To elaborate on the above described approach, let us take an example of finding availability of office meeting rooms by just pointing the mobile camera at it. Every office has meeting room with some number or name on it’s door. We can take the picture of each door (meeting room number is included for better success of camera matching) in City A location and City B location. In our earlier approach it would match the image perfectly but given that once we start increasing the meeting room we will soon run out of performance to get good user experiences. So in this case it makes sense that on mobile we only try to match images for City A meeting room doors not across the whole database. In this example we will send the geo-position of the person to server and synchronize the mobile device with the selected City A image extraction features instead of all the data. This would ensure the speed is not compromised and when we travel to other location (City B) mobile automatically synchronizes the City B dataset. This way we solved the limitation of hardware by utilizing the strength of geo-location with image matching. Both complemented each other, since within office the GPRS(General Packet Radio Service) seems not very precise but image matching bring the advantage of still recognizing the objects and fetching the data, which is an added advantage in this case.

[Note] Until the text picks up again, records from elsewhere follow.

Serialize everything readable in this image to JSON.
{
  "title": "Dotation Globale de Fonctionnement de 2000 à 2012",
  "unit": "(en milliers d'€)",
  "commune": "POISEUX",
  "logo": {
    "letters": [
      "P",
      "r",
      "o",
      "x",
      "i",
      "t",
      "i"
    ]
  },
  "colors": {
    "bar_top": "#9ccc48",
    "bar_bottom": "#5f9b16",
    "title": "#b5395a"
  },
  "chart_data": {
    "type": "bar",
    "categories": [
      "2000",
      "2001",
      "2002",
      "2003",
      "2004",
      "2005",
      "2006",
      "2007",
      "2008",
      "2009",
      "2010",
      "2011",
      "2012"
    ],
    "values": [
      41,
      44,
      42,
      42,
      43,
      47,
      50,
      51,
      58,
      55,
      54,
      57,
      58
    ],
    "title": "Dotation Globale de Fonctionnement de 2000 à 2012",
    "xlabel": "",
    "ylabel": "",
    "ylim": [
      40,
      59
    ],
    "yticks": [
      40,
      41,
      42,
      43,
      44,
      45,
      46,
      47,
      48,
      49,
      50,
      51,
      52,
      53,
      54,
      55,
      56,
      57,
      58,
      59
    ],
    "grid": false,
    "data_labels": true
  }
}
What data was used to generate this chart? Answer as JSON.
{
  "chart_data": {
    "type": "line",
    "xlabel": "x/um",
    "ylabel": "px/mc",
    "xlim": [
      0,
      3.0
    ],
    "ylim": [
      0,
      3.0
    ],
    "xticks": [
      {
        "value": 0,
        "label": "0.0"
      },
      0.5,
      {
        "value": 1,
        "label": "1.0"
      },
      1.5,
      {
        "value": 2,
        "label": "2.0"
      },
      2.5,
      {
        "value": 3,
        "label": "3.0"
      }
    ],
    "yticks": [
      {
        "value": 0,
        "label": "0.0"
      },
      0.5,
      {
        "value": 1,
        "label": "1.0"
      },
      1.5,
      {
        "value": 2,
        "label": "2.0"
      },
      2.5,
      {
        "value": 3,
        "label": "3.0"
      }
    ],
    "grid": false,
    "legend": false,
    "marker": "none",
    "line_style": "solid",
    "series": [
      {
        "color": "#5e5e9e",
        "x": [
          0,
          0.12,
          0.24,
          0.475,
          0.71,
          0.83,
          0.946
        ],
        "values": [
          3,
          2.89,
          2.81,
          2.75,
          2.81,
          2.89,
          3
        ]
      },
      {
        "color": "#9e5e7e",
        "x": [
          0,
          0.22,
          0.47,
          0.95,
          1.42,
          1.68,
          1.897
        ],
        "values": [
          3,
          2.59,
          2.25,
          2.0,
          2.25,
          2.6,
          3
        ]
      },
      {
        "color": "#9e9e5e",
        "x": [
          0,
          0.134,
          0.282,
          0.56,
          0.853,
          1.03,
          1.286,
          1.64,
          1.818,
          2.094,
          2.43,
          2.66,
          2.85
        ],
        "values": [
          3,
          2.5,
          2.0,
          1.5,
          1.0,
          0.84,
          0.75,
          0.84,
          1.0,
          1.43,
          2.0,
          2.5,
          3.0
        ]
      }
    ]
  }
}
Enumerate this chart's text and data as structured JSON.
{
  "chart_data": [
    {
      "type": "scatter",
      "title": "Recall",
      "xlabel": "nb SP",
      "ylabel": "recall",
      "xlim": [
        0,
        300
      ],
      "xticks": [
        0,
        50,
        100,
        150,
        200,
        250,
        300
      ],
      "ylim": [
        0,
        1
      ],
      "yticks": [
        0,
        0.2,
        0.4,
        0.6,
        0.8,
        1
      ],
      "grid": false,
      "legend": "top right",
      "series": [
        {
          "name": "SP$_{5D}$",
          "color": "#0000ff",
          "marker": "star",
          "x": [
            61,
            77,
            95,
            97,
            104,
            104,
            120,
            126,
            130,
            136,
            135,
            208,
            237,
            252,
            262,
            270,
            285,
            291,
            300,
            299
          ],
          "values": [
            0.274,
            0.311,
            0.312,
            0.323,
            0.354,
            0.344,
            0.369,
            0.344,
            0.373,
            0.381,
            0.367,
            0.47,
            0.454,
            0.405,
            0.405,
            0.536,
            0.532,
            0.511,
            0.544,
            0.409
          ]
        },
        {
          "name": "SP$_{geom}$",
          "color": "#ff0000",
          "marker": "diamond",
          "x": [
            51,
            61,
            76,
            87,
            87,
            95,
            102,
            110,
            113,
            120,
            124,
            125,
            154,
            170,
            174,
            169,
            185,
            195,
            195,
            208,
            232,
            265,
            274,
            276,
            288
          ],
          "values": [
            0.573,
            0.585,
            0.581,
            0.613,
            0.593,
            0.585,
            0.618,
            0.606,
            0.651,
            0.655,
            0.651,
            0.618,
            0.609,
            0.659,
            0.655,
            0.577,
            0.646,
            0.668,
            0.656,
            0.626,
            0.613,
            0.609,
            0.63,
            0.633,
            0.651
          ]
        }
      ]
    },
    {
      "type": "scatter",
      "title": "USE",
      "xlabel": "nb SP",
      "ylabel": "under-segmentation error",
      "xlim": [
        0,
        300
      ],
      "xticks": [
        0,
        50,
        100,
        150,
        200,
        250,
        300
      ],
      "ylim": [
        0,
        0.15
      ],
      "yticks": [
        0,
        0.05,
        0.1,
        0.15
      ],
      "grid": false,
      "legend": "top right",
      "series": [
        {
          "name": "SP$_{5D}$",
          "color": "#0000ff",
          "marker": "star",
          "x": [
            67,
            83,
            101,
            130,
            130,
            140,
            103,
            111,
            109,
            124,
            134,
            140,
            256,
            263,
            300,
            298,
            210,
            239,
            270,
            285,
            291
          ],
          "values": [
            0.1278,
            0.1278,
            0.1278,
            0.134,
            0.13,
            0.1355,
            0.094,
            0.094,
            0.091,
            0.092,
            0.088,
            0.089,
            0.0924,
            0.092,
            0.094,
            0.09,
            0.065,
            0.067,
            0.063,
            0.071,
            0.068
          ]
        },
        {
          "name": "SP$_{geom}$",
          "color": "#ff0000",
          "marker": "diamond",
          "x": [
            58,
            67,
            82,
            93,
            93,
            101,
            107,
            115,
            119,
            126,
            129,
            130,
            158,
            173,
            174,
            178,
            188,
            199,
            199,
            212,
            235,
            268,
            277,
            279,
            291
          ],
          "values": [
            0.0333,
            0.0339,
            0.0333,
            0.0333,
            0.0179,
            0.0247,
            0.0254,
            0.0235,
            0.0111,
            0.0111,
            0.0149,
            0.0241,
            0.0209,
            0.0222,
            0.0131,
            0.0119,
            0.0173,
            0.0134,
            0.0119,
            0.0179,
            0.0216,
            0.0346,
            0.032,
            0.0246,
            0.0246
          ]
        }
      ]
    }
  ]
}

We can come up with many examples for such application such as next bus on the bus stop or train on the train station or etc…
Figure: Enhanced approach to mobile image recognition
Application of the solution
We are already seeing lots of application already trying out these such as layar, “google goggles”, augmented reality application or platform
itself providing the implementation of similar approaches.
SAP can create and leverage the enhanced mobile client recognition approach for many of its enterprise application and can provide a great business user experience in extracting data or report or status for material, document, equipment, etc.. just pointing at them and many actions can be triggered with the same.